For its part, the National Institutes of Health (NIH) developed new requirements for reproducibility and transparency in research proposals submitted to its institutions to ensure researchers conduct their studies with rigor and care. These guidelines include authentication of key biological and chemical resources involved in experiments. “This is just the scientific method.” says Stacy Heilman, Ph.D, Emory Pediatrics Assistant Professor and Co-Director for Pediatric Research Operations, Grants Education & Cores.
In her role leading the K-Club, a grant writing support group, Heilman helps Emory’s early career scientists both understand the need for rigor and transparency and satisfy that need in their funding proposals. In her opinion, these requirements are simply a return to good science which we have drifted away from. In addition to validating experimental materials, Heilman points out the importance of statistics and communication skills in solving the reproducibility crisis. Understanding the application and interpretation of statistics in research, Heilman says, is the “crux” of effective science. From proposing rigorous statistics and experimental care scientists must implement changes themselves in their own work to effect change.
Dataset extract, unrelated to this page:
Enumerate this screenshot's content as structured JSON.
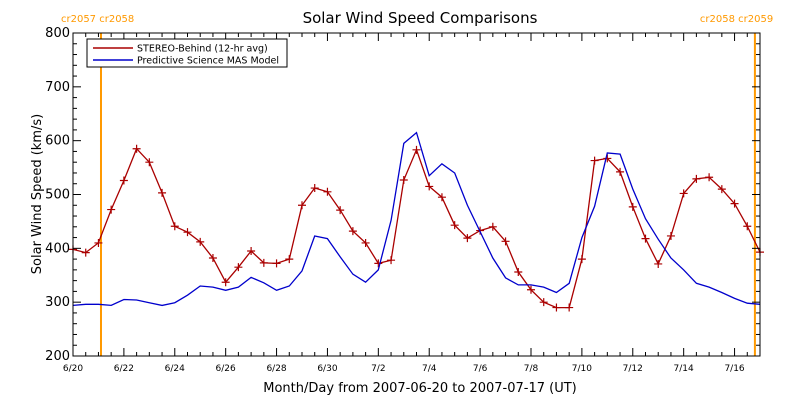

Funding is not the only area of science that needs to improve for rigor and transparency to be recovered in preclinical research. Scientists themselves must ask each other to raise the standards applied to experiments and publications. Ray Dingledine, PhD, Professor of Pharmacology, recently gave a talk explaining how he felt scientists contributed to the reproducibility crisis within their own labs. First, he says we place too much importance on an arbitrary standard of statistical significance, the p value. Like Heilman, Dingledine sees proper statistics as a key part of the scientific method and as a common error in current published studies. In addition, the field of academic research prioritizes high impact publications, which encourages researchers to pursue quick-to-publish, exploratory experiments over more time- and money- intensive experiments which are more likely to be reproducible. Finally, Dingledine argues that human nature works against us, putting too much confidence in small numbers and early results which can lead us to incorrect conclusions. These ideas complement those that Begley, Harris, and others have proposed. Dingledine leaves his audience with advice following the advice of psychologist Daniel Kahneman; think more slowly. By being more careful and thoughtful about how scientists design their experiments and apply statistics to interpret their results, scientists can improve the chance their work will be upheld by future investigators, Dingledine says.